After much trying, Jack Daniel’s will finally get a SCOTUS review on the polemic decision by the United States Court of Appeals for the Ninth Circuit (9th Cir.) on VIP Prods. LLC v. Jack Daniel’s Properties, Inc. in which the Court made an overreaching interpretation of the Rogers test by extending it to trademarks and granting it First Amendment protection.

The decision, which raised some alarms in the trademark community, may be considered to engender some chaos by eroding the line that separates likelihood of confusion from free speech and opens a door for “parody” trademarks to free-ride on other well known distinctive signs.

In Colombia, Decision 486/2000 (§157) states that:

Third parties may, without the consent of the owner of the registered trademark, use in the market their own name, address or pseudonym, a geographical name or any other certain indication related to the species, quality, quantity, destination, value, place of origin or time of production of its products or of the provision of its services or other characteristics of these; as long as it is done in good faith, does not constitute use as a trademark, and such use is limited to identification or information purposes and is not capable of misleading the public about the origin of the products or services.

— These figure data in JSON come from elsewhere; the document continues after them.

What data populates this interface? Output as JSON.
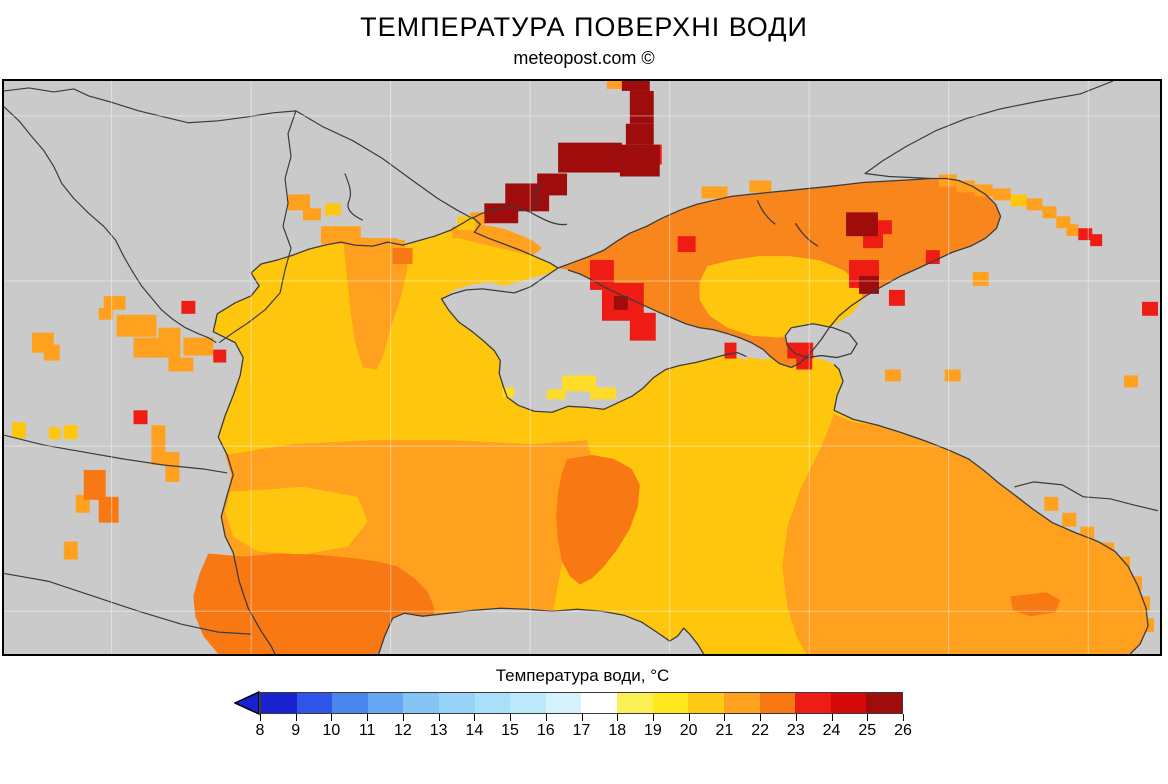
{
  "title": "ТЕМПЕРАТУРА ПОВЕРХНІ ВОДИ",
  "subtitle": "meteopost.com ©",
  "legend": {
    "title": "Температура води, °С",
    "ticks": [
      "8",
      "9",
      "10",
      "11",
      "12",
      "13",
      "14",
      "15",
      "16",
      "17",
      "18",
      "19",
      "20",
      "21",
      "22",
      "23",
      "24",
      "25",
      "26"
    ],
    "cell_colors": [
      "#1822CF",
      "#2E55E8",
      "#4A86EC",
      "#66A8F1",
      "#84C5F4",
      "#98D4F7",
      "#A9E0F9",
      "#BCEAFB",
      "#D6F3FD",
      "#FFFFFF",
      "#FAF055",
      "#FFE81E",
      "#FFC914",
      "#FFA01E",
      "#F87814",
      "#EE1C14",
      "#D40A0A",
      "#9E0C0C"
    ],
    "arrow_color": "#1822CF"
  },
  "map": {
    "palette": {
      "sea_gold": "#FFC60E",
      "sea_orange": "#FFA01E",
      "azov_orange": "#F8861C",
      "sea_dark_orange": "#F87814",
      "sea_red": "#EE1C14",
      "sea_dark_red": "#9E0C0C",
      "sea_yellow": "#FFDC28",
      "land_gray": "#CACACA",
      "border_line": "#3C3C3C",
      "graticule": "#FFFFFF",
      "frame": "#000000"
    }
  }
}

Which means that Colombian law does not make any distinction as to whether the brand is being used for parody purposes or not. In that order, the rules for the assessment of a risk of confusion would be in force considering that the purpose of use of a trademark will always be the commercialization of products or services covered by it.

Recent modification of Law 23/1982 through Law 1915/2018 (§16.d) provides the following:

The transformation of published literary and artistic works will be allowed, provided that it is carried out for parody and caricature purposes, and does not imply a risk of confusion with the original work.